Dr Raghib Ali, director of the INDOX Cancer Research Network, says: "This is the biggest study to date of risk factors associated with cancer in India. Cancer is increasing in India. Although it is increasing from a low level because of India`s size if it reaches levels seen in the West, many millions of people will be affected".
He added: "If we can understand the causes of cancer in India better, we can hope to take steps to change some of these factors and prevent an epidemic of cancer." The study will investigate lifestyle, diet and genetic factors associated with the most common cancers in India ? breast, bowel, lymphoma, lung, stomach, gallbladder, oesophageal, cervical, and head and neck cancers.
Two of these studies ? in breast and bowel cancer have already begun and are expected to be complete in two years time.
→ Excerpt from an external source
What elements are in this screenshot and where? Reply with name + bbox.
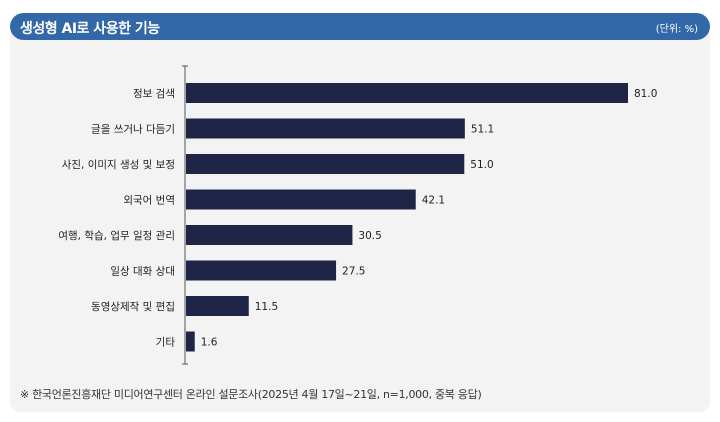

The researchers will recruit a total of 10,000 people newly diagnosed with these two cancers, and a further 10,000 people as healthy controls.
The study it should provide evidence on whether vegetarianism or common spices in the Indian diet have a beneficial effect in lowering the risk of cancer and whether chewing tobacco, burning wood as a fuel indoors, and increasingly Western lifestyles in Indian cities are having a detrimental effect. Cancer, often thought of as a disease of the rich West, is now the second leading cause of death in many low- and middle-income countries, including India.
By 2020, it is estimated that 70 per cent of all cancer cases will be in these lower income countries and approximately one fifth of these will be in India alone. Mortality rates for cancer are much higher in India than in the West because the cost of treatment, social stigmas and lack of awareness of the signs of cancer prevent many people from coming forward for treatment. Yet the vast majority of studies into cancer risks have been in Western populations, with very few in India. So it is not known whether the same factors have an effect in India.
Previously the biggest studies of this type in India have been limited to a few hundred people. Breast cancer cases are on the rise in India. It is now the second most common cancer in women after cervical cancer, and in urban areas it has overtaken cervical cancer to be the most frequently diagnosed cancer in women. Bowel cancer is much less common in India than in Western countries, but the reasons for this are unclear.
This has remained the case despite the rapid economic and social change in India which has
been accompanied by rises in conditions like heart disease, diabetes and other cancers. Study participants will fill in questionnaires about lifestyle, diet, exercise, smoking and alcohol; and have their height and weight measured.
By comparing factors common across those with cancer with the group of healthy controls, the researchers in this "case-control study" aim to find associations between diet and lifestyle and risk of different types of cancer in India. In particular, life-long vegetarianism is much more common in India than in other parts of the world, so this is a unique opportunity to see if never eating meat has any protective effect against these cancers.
"The unique value of the INDOX collaboration is its ability to undertake large-scale studies and thus provide high quality and reliable scientific evidence," said Dr Toral Gathani, INDOX Head of Epidemiology at the University of Oxford. The principal investigators for the study are Professor Dame Valerie Beral, Dr Toral Gathani and Dr Raghib Ali at the University of Oxford; Professor Vinod Raina and Dr Atul Sharma at AIMS in New Delhi; Dr Raghunadharao Digumarti of Nizams Institute of Medical Sciences, Hyderabad; Dr C S Pramesh, Professor Mohandas Mallath and Dr Reena Nair of Tata Memorial Hospital, Mumbai; Dr Raju Titus Chacko at Christian Medical College, Vellore; and Paul Sebastian of the Regional Cancer Centre in Trivandrum.
INDOX is a partnership between Oxford University and 12 of the top cancer centres in India:Amrita Institute of Medical Sciences, Cochin, Kerala; Birla Cancer Center, Jaipur; Cachar Cancer Hospital & Research Centre, Silchar; Christian Medical College, Vellore; G.
Kuppuswamy Naidu Memorial Hospital, Coimbatore; Gujarat Cancer Research Institute, Ahmedabad; Indira Gandhi Institute of Medical Sciences, Patna; Institute Rotary Cancer Hospital, All India Institute of Medical Sciences, New Delhi; Kidwai Memorial Institute of Oncology, Bangalore; Nizams Institute of Medical Sciences, Hyderabad; Regional Cancer Centre, Thiruvananthapuram, and Tata Memorial Hospital, Parel, Mumbai.